Partendo così, è inevitabile che la tentazione della fuga si faccia allettante già ai primi minuti di film: un montaggio di inquadrature fisse di una Parigi coloratissima e plastificata che pare la caricatura del meraviglioso inizio di Manhattan. A quel punto appare Owen Wilson (sì, proprio quello di Zoolander e 2 single a nozze) e per trattenerti ci vuole tutta la dolcezza e la pazienza di una Persona Speciale. Io l’avevo e ho resistito.
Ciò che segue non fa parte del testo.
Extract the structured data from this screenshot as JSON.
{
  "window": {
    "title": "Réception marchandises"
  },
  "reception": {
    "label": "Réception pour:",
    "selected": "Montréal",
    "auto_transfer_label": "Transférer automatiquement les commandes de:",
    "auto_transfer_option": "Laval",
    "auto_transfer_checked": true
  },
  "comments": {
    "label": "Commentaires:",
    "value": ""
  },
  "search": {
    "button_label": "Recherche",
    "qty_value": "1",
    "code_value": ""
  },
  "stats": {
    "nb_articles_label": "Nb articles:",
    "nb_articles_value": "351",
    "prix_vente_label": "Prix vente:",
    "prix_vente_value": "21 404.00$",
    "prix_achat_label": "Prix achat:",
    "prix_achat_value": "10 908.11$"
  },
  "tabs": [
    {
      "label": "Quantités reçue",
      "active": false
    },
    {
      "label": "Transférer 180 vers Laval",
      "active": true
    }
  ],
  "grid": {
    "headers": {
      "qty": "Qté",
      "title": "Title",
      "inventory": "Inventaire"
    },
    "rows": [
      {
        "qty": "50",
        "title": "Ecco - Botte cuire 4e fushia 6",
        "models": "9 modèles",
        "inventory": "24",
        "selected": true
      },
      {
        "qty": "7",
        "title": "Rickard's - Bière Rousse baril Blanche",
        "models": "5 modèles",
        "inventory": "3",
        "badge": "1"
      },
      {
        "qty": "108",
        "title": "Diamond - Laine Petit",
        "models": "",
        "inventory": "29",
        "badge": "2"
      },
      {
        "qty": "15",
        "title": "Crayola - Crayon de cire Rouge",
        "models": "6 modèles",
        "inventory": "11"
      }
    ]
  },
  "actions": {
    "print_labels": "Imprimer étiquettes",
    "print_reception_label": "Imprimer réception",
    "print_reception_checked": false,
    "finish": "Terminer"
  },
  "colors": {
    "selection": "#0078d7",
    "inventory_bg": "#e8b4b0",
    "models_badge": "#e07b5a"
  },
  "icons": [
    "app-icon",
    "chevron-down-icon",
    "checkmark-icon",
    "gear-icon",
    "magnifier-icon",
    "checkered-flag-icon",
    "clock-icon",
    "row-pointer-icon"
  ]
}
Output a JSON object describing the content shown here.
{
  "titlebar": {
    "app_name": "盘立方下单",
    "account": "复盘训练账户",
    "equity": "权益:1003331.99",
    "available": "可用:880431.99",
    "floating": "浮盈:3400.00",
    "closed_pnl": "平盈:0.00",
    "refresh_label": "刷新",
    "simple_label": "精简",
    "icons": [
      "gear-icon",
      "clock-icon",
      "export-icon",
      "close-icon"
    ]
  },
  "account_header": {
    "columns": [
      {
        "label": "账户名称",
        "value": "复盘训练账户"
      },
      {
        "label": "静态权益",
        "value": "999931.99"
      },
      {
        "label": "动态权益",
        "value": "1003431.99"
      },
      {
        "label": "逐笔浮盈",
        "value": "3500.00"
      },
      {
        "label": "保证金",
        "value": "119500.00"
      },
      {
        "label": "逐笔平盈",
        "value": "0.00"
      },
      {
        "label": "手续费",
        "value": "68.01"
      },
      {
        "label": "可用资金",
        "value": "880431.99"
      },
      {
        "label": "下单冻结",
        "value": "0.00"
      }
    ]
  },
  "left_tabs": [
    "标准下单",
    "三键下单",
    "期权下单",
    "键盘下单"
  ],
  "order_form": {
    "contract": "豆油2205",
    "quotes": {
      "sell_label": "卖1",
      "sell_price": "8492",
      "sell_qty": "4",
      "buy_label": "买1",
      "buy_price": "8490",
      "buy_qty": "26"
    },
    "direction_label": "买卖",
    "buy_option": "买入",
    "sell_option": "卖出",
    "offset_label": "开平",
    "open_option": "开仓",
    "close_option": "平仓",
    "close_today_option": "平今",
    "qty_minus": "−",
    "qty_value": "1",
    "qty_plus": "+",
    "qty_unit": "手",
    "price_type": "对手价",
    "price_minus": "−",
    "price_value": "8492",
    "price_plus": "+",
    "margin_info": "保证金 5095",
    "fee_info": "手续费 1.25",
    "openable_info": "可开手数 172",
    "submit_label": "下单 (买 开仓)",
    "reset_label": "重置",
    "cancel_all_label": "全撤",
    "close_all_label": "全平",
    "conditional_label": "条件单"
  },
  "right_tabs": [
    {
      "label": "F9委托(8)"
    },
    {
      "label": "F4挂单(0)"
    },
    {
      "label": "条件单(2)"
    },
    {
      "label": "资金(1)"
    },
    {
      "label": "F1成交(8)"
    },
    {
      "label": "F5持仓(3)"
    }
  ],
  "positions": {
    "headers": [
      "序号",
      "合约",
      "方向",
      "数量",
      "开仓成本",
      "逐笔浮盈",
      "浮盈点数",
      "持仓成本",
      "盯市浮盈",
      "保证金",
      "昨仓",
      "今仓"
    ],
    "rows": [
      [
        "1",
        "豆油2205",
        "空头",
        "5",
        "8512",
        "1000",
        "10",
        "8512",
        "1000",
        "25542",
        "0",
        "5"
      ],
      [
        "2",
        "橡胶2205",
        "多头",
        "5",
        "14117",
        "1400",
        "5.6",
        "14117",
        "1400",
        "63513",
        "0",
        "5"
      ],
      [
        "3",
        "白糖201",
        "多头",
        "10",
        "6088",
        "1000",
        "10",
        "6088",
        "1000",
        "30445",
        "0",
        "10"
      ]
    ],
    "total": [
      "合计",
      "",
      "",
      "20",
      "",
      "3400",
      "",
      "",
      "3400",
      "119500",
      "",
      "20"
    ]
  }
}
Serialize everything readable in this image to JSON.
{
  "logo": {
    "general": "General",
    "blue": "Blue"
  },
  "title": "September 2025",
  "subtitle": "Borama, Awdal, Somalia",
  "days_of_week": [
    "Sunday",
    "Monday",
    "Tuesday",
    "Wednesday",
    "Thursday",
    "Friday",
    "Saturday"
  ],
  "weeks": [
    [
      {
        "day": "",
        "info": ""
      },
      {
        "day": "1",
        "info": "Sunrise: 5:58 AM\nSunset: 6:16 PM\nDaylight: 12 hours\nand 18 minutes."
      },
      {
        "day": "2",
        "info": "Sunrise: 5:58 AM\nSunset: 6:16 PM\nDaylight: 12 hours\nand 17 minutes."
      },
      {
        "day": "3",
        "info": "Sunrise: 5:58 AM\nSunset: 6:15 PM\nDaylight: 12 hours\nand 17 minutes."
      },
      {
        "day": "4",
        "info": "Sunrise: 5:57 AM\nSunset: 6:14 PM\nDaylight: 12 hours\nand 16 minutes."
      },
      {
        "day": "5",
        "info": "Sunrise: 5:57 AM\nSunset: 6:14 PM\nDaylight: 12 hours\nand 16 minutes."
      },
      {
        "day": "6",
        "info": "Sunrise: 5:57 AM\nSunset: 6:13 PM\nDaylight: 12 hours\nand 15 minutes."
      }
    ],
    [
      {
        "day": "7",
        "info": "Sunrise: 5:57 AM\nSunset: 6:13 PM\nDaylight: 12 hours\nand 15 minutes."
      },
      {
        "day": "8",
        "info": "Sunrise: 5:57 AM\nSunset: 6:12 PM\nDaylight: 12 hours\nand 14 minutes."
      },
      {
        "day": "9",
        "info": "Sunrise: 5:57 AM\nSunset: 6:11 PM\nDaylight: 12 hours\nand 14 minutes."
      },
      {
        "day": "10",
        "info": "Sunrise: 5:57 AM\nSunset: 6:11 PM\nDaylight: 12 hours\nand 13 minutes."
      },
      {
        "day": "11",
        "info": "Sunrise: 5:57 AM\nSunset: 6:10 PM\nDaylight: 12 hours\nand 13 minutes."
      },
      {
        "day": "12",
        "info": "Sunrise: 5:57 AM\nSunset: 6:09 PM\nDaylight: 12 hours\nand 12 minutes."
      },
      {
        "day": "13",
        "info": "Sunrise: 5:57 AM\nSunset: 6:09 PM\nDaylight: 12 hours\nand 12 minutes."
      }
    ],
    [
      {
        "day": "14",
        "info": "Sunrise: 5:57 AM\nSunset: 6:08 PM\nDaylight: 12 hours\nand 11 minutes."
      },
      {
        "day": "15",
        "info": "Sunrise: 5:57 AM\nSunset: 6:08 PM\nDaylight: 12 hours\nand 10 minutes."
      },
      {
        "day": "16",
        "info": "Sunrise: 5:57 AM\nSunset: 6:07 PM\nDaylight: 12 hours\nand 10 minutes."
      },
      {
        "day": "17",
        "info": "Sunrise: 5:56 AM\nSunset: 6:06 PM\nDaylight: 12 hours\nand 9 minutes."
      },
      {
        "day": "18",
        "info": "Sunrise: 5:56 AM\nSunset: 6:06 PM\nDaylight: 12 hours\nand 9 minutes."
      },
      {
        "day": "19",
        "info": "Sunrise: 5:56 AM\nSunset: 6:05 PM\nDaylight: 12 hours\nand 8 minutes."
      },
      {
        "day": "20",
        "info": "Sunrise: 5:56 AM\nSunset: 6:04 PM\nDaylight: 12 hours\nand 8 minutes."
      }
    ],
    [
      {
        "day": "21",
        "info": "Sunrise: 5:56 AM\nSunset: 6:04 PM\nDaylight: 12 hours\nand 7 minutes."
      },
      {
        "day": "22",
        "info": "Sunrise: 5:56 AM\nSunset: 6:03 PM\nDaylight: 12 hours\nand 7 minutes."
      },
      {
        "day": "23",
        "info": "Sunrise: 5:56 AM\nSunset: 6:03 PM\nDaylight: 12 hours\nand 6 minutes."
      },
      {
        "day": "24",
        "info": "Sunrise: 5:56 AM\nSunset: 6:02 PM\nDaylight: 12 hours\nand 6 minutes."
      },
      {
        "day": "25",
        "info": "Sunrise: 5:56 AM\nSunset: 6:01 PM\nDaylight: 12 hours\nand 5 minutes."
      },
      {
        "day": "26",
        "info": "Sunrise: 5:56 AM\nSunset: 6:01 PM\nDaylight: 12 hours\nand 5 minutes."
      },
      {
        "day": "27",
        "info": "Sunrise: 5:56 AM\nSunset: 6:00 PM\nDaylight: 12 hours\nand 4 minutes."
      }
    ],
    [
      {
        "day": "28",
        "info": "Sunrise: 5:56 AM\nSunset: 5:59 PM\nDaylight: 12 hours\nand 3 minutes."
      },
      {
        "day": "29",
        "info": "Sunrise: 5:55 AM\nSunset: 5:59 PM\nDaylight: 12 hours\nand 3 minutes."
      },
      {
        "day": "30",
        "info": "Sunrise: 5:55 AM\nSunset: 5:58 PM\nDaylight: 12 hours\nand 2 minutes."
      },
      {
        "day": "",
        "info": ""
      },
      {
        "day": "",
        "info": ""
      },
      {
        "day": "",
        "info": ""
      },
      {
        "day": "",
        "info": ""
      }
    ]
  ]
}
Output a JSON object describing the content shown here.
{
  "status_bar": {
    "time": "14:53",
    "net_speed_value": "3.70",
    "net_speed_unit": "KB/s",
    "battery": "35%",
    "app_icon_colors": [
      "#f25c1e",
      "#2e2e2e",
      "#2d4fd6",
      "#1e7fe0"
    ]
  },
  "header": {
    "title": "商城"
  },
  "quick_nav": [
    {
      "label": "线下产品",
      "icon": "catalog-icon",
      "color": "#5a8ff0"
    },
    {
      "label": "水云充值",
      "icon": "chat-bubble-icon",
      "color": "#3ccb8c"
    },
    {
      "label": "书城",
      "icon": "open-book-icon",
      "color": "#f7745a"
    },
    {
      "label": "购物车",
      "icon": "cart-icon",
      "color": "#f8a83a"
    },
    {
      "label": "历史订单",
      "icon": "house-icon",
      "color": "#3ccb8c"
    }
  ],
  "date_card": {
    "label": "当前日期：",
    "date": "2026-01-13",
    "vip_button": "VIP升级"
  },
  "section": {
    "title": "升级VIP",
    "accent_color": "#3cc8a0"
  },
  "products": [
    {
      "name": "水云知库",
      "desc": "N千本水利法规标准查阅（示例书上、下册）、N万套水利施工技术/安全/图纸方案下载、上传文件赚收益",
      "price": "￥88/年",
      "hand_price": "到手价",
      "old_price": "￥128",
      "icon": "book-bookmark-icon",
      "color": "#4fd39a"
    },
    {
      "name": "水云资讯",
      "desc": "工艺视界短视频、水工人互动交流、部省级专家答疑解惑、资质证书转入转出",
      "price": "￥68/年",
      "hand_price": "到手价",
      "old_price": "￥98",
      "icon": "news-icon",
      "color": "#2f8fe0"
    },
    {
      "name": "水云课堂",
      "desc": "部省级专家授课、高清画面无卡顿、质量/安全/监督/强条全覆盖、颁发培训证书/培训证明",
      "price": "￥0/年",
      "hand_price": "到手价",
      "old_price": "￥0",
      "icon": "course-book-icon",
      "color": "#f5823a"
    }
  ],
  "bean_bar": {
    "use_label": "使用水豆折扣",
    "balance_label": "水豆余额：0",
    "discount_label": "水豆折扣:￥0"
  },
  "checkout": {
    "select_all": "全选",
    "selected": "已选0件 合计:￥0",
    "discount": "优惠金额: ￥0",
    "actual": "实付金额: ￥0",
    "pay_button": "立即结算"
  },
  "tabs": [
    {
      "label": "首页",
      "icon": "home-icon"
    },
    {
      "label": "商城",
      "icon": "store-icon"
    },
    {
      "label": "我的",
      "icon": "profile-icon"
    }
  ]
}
Da quel momento e in pochi minuti Allen ribalta la situazione con la levità inavvertibile dei suoi momenti più felici e, come in un gioco di prestigio, si comincia a tifare per Gil Pender, sceneggiatore di manovalanza hollywoodiana che non ha ancora abdicato alle sue ambizioni letterarie e che torna nella Parigi della sua giovinezza con la fidanzata bella e odiosa e i di lei genitori (una coppia di raccapriccianti repubblicani cui Woody riserva un paio di battute che alieneranno a questo film le simpatie dei Bush-fanatici d’Italia, a cominciare ovviamente dai coniugi Giuliano & Selma Ferrara). Sarà la magica mezzanotte parigina sui gradini di Saint-Étienne-du-Mont a regalare a Gil la via di fuga da un presente angoscioso e l’accesso alla golden age dei suoi eroi letterari (tra i quali spiccano un esilarante ‘Papa’ Hemingway perennemente in vena di disfide e una strepitosa Kethy Bates nei panni di Gertrude Stein).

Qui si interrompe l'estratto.